Does a healthy brain think this way?,

And if it doesn’t, which I’m honestly not sure, why hassle someone whose brain doesn’t process the same way?

Chronic homelessness. Chronic mental illness. Sometimes they go hand in hand. Without help from family members and/or friends, how do people with chronic mental illness live? How do we survive? How do we exist? Is survival worth it? Is existence enough? I think without our friends, family, and/or public assistance, most of us would be dead. Most of us wouldn’t survive. Most of us wouldn’t exist.

And most of the people we know want us here. Sometimes more than we do. At least they say they do. And I don’t know why it’s this way. I don’t know why.

Does a healthy brain think this way? Probably not. So why expect me to understand or think they way you do, or do the things you would do? I fucking can’t.

Things are getting better for me for sure all around. Financially especially. Which is a relief. Over the past 4-5 months, I’ve had stability as far as a place to live goes. This is the longest I’ve stayed every night anywhere since 2009. That was true at 3.5 months really. And obviously it hasn’t been without judgments and frustrations but still, it’s been beneficial. It’s enabled me a space in order to think, plan, and willfully implement healthy/healthier habits/changes for myself/my life.

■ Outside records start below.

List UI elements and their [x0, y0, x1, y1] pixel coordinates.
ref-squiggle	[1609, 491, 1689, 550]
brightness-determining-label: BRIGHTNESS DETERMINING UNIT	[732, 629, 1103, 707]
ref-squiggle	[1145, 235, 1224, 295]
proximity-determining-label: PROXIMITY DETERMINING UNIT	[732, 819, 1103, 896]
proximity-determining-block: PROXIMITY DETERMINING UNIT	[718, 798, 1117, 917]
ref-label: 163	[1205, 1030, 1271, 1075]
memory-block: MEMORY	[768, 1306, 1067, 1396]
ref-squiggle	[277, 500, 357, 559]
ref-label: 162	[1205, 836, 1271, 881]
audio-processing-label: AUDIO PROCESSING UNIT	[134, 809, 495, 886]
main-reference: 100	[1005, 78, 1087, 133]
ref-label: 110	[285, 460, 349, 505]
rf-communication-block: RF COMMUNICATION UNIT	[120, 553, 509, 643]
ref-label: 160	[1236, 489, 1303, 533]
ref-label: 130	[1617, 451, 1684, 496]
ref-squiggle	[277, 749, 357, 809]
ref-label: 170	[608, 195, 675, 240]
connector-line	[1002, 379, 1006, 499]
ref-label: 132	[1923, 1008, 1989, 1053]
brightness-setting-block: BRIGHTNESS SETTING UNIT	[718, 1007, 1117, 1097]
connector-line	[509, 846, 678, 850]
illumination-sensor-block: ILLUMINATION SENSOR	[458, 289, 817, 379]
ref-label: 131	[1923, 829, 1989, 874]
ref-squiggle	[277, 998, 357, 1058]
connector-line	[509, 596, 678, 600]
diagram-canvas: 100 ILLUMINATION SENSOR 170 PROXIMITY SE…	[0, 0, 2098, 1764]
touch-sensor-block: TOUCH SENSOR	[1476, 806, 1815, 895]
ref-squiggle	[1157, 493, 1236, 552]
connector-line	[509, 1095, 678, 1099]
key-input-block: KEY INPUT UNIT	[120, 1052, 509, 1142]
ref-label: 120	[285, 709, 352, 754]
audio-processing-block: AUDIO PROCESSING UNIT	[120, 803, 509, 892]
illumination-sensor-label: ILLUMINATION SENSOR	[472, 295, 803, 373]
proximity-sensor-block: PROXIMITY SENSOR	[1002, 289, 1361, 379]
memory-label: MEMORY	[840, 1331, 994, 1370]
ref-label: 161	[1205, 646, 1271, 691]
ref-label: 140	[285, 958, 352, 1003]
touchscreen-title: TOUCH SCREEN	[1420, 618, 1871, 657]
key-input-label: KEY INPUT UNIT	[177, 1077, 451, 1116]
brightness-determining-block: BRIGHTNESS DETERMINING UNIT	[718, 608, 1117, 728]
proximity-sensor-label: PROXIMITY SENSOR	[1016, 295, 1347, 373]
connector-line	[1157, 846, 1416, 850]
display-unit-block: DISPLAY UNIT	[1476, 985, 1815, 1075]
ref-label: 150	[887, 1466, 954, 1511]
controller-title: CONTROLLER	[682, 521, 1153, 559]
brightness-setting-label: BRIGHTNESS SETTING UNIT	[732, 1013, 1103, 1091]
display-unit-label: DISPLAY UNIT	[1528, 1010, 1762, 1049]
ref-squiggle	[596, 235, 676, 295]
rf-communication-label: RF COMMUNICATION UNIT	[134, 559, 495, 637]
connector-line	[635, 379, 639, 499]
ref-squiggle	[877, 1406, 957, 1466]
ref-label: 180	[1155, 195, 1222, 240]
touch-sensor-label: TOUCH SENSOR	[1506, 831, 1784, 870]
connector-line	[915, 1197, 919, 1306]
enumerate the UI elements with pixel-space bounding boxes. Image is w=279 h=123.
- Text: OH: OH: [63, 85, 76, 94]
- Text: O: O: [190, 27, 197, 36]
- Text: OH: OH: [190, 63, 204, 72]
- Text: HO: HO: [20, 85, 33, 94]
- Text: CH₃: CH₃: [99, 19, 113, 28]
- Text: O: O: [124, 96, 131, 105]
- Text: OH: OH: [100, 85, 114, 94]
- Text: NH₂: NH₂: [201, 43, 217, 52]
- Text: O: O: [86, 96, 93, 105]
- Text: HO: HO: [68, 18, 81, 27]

It’s given me a foundation to create from.

I endure. I persist.

Slowly but surely. Every day. It’s everyday work. I don’t get paid for all I do (yet) but I pay for it in ways that may not seem to cost but do. I’m sure you can imagine. And if you can’t, maybe that’s a good thing? Maybe.

***
A successful day for me is not the same as it is for others and I don’t think people who don’t have mental health issues can ever understand. Those that will take any job to survive and pay for things, pay to live, don’t seem to understand that sometimes, with some jobs, we end up paying more than they pay us. We end up paying with our health, our mental health, our physical health, spiritual health, energy. We end up paying with our lives. I don’t know what the answers are. I don’t know even how to end this.

I don’t think a mentally healthy brain thinks this way.

Does it?

Today I recognize that stability, a home, is a necessity. I will work from home. I will have my own business. The dream. The plan. First things first: Shelter, food, clothing. Basic needs. Then build from there. Wish me well. Thanks for reading.